I was genuinely sad for her disappointment, so I said that under the circumstances, I was sorry to have to say I told you so; and that she could give me a call if she wanted to talk.

MacBean's avatar

…I said that under the circumstances, I was sorry to have to say I told you so; and that she could give me a call if she wanted to talk.

You didn’t HAVE to say you told her so. You could’ve just said she could give you a call if she wanted to talk.

shego's avatar

I think it just depends on the situation. I mean I was told ” I told you so” all the time. Yeah, it made me feel like an idiot, and a dumb ass, but I’m sure I deserved it. I personally try to stray from saying it myself, but on occasion, I do.

rooeytoo's avatar

If someone has adamantly argued and debated a point and it turns out they were wrong and I was right, sometimes I can’t help myself and I will whisper it, nah nah nah, I was right and you were wrong!

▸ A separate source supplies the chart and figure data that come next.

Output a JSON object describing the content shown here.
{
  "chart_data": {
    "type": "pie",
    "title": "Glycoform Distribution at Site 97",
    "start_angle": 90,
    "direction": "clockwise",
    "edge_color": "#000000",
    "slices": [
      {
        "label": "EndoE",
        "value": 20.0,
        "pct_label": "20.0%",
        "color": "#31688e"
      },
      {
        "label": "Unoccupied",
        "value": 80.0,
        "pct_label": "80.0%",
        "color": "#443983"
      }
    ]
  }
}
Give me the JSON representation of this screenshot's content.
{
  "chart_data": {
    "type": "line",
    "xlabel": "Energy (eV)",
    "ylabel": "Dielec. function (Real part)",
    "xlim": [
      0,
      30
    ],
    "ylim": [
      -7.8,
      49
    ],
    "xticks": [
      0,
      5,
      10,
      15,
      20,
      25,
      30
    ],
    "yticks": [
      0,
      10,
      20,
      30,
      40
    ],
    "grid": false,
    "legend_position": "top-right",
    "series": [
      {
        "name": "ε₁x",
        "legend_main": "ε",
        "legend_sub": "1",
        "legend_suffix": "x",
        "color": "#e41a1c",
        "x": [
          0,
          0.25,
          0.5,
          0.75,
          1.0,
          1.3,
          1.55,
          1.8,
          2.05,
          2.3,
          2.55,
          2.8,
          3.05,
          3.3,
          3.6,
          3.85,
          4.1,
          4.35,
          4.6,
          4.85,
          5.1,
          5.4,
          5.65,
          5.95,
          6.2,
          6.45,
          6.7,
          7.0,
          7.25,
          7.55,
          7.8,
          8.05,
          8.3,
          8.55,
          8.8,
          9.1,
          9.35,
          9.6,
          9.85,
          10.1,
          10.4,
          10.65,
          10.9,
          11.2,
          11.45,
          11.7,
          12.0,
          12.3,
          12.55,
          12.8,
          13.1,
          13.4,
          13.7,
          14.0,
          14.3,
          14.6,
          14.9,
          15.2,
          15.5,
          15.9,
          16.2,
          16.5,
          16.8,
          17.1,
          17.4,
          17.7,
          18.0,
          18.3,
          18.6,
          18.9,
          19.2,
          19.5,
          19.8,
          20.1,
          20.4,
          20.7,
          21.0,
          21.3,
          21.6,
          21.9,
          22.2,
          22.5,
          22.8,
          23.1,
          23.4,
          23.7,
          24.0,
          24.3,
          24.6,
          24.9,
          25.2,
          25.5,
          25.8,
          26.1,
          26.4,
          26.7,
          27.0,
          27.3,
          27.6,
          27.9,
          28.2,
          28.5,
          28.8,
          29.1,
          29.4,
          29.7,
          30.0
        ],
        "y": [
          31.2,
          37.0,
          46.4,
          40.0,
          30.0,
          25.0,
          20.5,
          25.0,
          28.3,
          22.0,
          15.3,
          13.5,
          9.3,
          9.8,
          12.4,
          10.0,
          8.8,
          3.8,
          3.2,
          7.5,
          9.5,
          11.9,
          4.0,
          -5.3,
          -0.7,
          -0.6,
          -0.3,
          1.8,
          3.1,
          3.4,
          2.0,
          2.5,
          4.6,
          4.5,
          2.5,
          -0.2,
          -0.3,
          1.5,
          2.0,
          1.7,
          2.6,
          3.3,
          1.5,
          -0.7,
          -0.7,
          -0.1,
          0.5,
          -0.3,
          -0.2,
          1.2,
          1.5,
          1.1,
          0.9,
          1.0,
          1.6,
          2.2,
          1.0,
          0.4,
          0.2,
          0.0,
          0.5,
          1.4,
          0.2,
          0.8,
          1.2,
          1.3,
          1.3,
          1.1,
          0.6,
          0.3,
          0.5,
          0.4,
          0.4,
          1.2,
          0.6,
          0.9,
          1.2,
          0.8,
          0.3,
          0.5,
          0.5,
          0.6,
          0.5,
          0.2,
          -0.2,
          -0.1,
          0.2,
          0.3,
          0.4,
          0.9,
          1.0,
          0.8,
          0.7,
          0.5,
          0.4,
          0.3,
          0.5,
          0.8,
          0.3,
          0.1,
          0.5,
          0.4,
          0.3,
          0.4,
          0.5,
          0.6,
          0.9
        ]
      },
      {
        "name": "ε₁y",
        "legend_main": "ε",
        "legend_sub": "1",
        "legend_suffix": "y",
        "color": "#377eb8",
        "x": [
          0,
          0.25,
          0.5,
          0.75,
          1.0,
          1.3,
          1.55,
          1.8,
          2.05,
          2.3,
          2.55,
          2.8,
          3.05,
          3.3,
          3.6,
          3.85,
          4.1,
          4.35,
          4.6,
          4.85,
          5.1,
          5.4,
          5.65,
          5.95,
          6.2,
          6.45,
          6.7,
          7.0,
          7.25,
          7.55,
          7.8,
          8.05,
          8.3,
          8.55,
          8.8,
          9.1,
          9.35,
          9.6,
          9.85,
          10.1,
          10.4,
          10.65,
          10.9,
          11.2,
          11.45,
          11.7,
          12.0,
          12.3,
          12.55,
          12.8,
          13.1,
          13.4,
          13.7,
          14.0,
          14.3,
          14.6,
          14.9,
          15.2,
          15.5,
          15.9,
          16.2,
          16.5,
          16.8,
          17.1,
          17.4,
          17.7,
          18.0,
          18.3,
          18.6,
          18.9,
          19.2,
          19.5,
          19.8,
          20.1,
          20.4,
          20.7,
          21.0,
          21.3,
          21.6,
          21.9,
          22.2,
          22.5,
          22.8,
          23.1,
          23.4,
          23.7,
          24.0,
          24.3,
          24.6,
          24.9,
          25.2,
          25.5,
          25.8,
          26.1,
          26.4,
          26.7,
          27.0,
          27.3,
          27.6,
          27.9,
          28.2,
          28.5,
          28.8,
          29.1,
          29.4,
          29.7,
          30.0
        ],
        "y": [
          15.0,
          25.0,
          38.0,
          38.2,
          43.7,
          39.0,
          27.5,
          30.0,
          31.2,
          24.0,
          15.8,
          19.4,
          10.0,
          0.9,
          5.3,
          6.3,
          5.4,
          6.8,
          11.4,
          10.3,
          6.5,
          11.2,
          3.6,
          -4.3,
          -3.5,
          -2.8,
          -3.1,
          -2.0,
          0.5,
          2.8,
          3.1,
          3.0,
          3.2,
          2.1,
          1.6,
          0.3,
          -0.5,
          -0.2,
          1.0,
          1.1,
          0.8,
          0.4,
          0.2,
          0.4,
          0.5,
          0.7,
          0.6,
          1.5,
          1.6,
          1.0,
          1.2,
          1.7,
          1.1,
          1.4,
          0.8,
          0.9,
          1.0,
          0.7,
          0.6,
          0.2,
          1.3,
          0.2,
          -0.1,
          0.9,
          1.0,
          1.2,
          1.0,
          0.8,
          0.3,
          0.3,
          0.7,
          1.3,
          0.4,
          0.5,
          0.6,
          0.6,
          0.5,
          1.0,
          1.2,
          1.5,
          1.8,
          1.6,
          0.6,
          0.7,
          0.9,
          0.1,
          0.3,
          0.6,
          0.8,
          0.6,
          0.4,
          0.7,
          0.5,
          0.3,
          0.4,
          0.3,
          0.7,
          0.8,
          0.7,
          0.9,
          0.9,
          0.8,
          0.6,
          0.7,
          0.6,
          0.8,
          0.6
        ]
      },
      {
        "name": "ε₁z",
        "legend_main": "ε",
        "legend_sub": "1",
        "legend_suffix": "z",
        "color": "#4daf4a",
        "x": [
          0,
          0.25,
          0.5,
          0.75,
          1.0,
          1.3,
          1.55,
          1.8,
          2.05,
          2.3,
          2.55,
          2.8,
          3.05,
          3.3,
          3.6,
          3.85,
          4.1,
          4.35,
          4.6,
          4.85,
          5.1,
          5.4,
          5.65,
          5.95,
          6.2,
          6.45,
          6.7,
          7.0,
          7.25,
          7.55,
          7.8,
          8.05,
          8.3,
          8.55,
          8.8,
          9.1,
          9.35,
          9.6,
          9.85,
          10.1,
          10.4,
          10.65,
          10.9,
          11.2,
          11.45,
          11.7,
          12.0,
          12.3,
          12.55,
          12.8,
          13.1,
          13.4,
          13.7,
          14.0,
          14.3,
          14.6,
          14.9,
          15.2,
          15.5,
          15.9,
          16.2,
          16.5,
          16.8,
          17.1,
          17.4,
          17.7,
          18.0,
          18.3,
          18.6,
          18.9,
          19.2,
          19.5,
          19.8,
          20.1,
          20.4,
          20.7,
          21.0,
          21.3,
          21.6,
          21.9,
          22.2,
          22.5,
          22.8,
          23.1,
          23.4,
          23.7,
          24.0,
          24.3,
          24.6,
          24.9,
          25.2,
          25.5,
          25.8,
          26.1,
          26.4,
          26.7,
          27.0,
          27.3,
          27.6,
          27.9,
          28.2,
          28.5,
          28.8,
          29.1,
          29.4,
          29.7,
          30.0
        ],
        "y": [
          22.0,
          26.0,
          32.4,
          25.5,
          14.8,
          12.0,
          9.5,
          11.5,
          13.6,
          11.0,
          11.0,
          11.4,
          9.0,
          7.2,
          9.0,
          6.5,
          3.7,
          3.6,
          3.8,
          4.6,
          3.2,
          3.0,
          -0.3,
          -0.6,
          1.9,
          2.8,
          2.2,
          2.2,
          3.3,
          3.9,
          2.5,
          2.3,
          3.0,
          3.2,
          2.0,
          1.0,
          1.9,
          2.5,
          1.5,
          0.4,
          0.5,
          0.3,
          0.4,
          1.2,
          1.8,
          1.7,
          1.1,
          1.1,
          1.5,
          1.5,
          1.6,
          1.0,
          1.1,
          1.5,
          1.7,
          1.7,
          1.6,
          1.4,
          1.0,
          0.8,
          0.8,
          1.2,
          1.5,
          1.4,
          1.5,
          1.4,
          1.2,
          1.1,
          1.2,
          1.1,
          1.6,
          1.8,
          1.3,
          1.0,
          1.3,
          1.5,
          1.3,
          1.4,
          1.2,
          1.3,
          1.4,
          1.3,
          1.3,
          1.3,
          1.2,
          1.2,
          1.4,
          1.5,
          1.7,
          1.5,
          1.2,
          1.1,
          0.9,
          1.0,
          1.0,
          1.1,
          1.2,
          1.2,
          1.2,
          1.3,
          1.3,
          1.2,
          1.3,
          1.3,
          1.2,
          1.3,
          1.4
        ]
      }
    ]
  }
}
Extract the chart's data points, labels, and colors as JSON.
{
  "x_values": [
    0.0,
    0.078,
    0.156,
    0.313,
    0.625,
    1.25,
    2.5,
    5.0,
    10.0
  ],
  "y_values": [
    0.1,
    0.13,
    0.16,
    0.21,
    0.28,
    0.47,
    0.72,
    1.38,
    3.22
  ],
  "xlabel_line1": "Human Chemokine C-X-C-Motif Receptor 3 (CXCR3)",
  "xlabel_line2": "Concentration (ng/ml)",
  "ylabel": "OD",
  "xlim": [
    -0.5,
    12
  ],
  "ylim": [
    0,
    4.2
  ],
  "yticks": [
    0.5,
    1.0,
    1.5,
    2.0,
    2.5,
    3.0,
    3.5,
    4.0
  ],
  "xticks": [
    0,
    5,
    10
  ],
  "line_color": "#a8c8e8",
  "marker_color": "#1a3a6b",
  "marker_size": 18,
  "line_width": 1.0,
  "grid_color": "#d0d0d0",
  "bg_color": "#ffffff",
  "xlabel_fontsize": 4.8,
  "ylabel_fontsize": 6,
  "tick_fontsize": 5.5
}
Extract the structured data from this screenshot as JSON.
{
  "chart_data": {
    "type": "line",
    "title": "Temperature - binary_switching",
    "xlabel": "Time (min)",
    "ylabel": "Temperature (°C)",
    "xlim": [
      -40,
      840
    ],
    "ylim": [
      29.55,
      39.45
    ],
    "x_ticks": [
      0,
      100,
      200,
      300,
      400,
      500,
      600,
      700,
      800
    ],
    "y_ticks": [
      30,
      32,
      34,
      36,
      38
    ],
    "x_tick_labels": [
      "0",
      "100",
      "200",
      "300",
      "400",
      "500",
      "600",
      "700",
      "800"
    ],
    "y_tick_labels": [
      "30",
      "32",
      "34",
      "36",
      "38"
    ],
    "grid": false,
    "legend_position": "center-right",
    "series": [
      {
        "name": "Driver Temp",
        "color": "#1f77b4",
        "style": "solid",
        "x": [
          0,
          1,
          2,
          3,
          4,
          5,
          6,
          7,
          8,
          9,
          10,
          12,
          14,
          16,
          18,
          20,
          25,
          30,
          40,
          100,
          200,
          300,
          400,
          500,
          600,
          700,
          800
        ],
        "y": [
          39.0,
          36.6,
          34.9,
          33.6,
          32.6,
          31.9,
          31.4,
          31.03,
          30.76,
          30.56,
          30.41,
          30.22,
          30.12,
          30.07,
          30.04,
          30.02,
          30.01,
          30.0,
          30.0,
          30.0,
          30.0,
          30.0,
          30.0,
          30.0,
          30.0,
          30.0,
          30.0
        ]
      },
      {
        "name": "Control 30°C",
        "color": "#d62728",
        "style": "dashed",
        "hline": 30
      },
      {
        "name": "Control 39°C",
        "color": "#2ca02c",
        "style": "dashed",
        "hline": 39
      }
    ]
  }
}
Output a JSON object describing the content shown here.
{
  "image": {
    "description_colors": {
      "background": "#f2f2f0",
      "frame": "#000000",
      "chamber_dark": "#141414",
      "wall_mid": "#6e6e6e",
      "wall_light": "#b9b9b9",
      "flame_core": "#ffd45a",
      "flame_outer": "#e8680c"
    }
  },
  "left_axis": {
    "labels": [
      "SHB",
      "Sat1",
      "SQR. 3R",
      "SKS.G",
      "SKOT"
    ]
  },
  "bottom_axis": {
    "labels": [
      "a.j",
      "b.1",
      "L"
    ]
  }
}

But I do really strive to be a bigger person than that, well most of the time anyhow.

hearkat's avatar

@MacBean: Yes; but I was frustrated because she completely agreed with everything that I said, yet she still blew me off anyway. Although I told her that I respected her decision, a part of me was still pissed-off that she cancelled long-standing plans with a friend for a guy she had only just met. There’s the unwritten rule that friends should come first (e.g. as the kids these days say: “bros before ‘hos” or “chicks before dicks” I don’t know if there are any same sex couple sayings that are similar). So I was actually practicing a bit of restraint, rather than being completely childish and throwing a fit when she first presented the dilemma to me, or refusing to talk to her when she did choose unwisely. It is also the nature of our friendship to be lighthearted and kid around; so in the context of it all, I do not regret saying it. (but now I’m wondering just how did I phrase it?)

mattbrowne's avatar

I almost never use the phrase “I told you so”. It’s counterproductive. But if someone keeps his or her interest in getting advice I would repeat my advice or offer new advice.